Group Hoping To Get Wolf Reintroduction Measure On 2020 Ballot

By Dominic Garcia

JACKSON COUNTY, Colo. (CBS4) — A recent sighting of a possibly Gray Wolf in Jackson County has stirred up an old debate about reintroducing wolves to Colorado. Members of The Rocky Mountain Wolf Action Fund are currently gathering signatures to get a measure on the 2020 ballot to do that.

(credit: Colorado Parks and Wildlife)

“We believe that the right thing to do is give the people of Colorado a voice in restoring the balance,” said Rob Edward, President of the Rocky Mountain Wolf Action Fund.

Rob Edward (credit: CBS)

Edward says Colorado has the largest elk population in North America and one of the largest deer populations. He adds that without wolves, the two go unchecked and can cause destruction in places like Rocky Mountain National Park.

“The elk have stripped the river corridors bare. They’re putting fences around large swaths of the park in order to help the Aspen and willow regenerate. Wolves would change that dynamic over the course of a decade,” Edward told CBS4’s Dominic Garcia.

(credit: CBS)

But not everyone is excited about the recent wolf sighting. Phillip Anderson is a rancher in Jackson County, where the possible wolf was spotted. He worries about his livestock.

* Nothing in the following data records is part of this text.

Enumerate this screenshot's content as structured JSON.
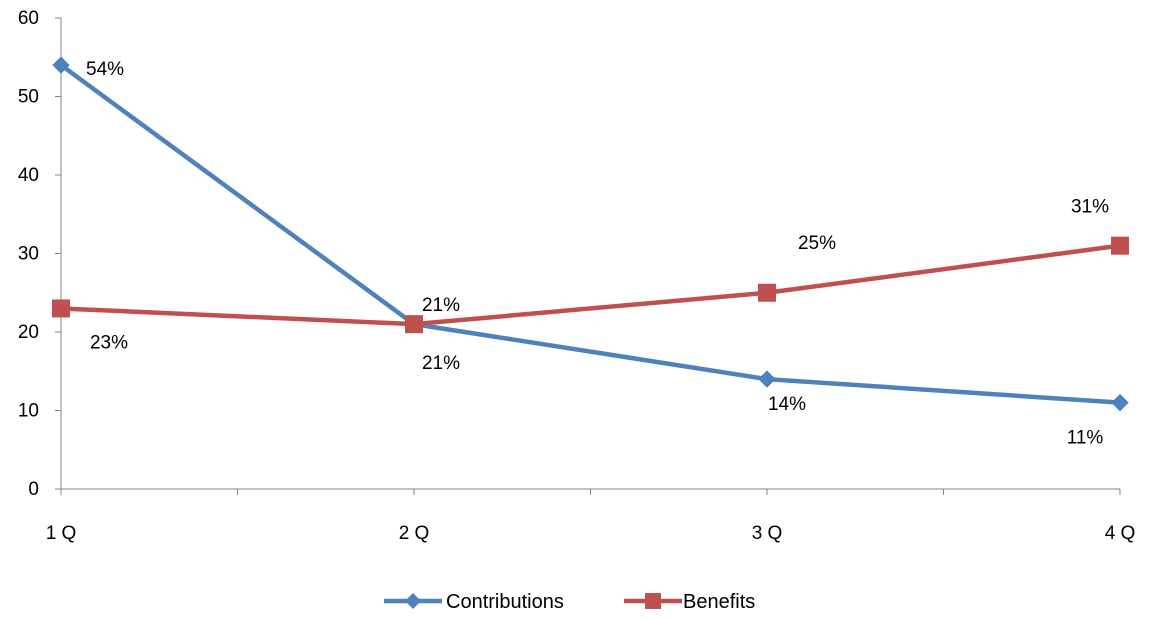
{
  "chart_data": {
    "type": "line",
    "categories": [
      "1 Q",
      "2 Q",
      "3 Q",
      "4 Q"
    ],
    "ylim": [
      0,
      60
    ],
    "yticks": [
      "0",
      "10",
      "20",
      "30",
      "40",
      "50",
      "60"
    ],
    "grid": false,
    "legend_position": "bottom",
    "series": [
      {
        "name": "Contributions",
        "values": [
          54,
          21,
          14,
          11
        ],
        "labels": [
          "54%",
          "21%",
          "14%",
          "11%"
        ],
        "color": "#4F81BD",
        "marker": "diamond"
      },
      {
        "name": "Benefits",
        "values": [
          23,
          21,
          25,
          31
        ],
        "labels": [
          "23%",
          "21%",
          "25%",
          "31%"
        ],
        "color": "#C0504D",
        "marker": "square"
      }
    ]
  }
}
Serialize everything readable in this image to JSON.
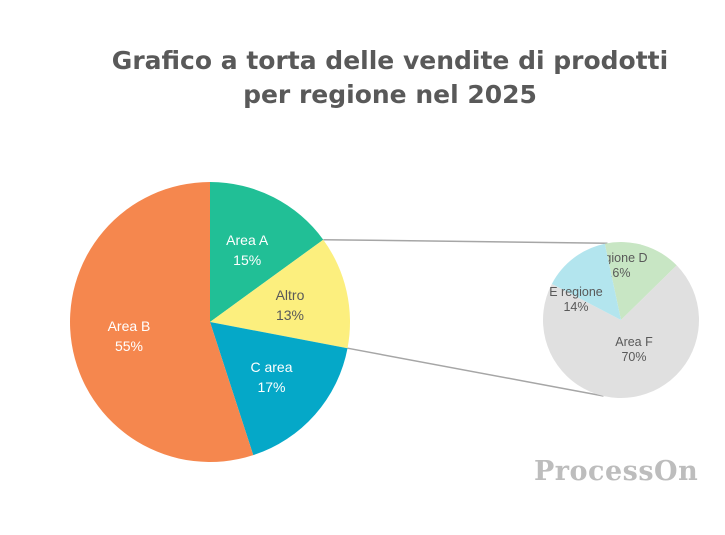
{
  "chart_data": {
    "type": "pie",
    "title_lines": [
      "Grafico a torta delle vendite di prodotti",
      "per regione nel 2025"
    ],
    "main_pie": {
      "slices": [
        {
          "name": "Area A",
          "value": 15,
          "label": "15%",
          "color": "#21bf96"
        },
        {
          "name": "Altro",
          "value": 13,
          "label": "13%",
          "color": "#fcef7e"
        },
        {
          "name": "C area",
          "value": 17,
          "label": "17%",
          "color": "#05a8c8"
        },
        {
          "name": "Area B",
          "value": 55,
          "label": "55%",
          "color": "#f5874e"
        }
      ]
    },
    "sub_pie": {
      "parent": "Altro",
      "slices": [
        {
          "name": "Regione D",
          "value": 16,
          "label": "16%",
          "color": "#c8e6c4"
        },
        {
          "name": "Area F",
          "value": 70,
          "label": "70%",
          "color": "#e0e0e0"
        },
        {
          "name": "E regione",
          "value": 14,
          "label": "14%",
          "color": "#b3e5ee"
        }
      ]
    },
    "connector_color": "#a6a6a6"
  },
  "watermark": "ProcessOn"
}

“We’re small ranchers and our livelihood depends on keeping the calf and lamb from the point in time it’s born to the time we market it, keeping it alive. We don’t want wolves here,” he told CBS4.

(credit: CBS)

Edward says he understands the concerns, and that’s why reimbursement to ranchers who lose livestock to wolves is in their ballot measure. But he adds that the overall threat is blown out of proportion.

“The fact is that wolves don’t pose a significant threat to livestock, and they don’t pose any threat to our burgeoning elk and deer population. In fact they pose the best answer to helping get things back in balance again.”

2 thoughts on “Group Hoping To Get Wolf Reintroduction Measure On 2020 Ballot

  1. I’d love to see wolves everywhere, however I feel their reintroduction elsewhere has too often become a lesson in futility. First, it gives state game agencies more revenue to tinker with their perspective of wildlife balance and “management”. We already know they are comprised largely of hunters and trappers . Ranchers, predator hunters and trappers all hate them. Poachers abound. They are the very ones most likely to cause reintro failure…at great monetary expense. The wolves become sitting ducks, the Mexican Grays are one example. If they’ve been extirpated from areas in the past, what will prevent this from happening repeatedly? No “law” will prevent their persecution. The argument of balance and biodiversity has never been acceptable to those hell bent on killing them out of loathing or for trophy. Simply put, I don’t want to see wolves suffer. It would only be a matter of a few short years under ideal circumstances until the wolves would, once again, recover in sufficient numbers to become a game species and the agencies will be only to happy to enrich their own coffers. That vicious cycle we’re all familiar with would continue.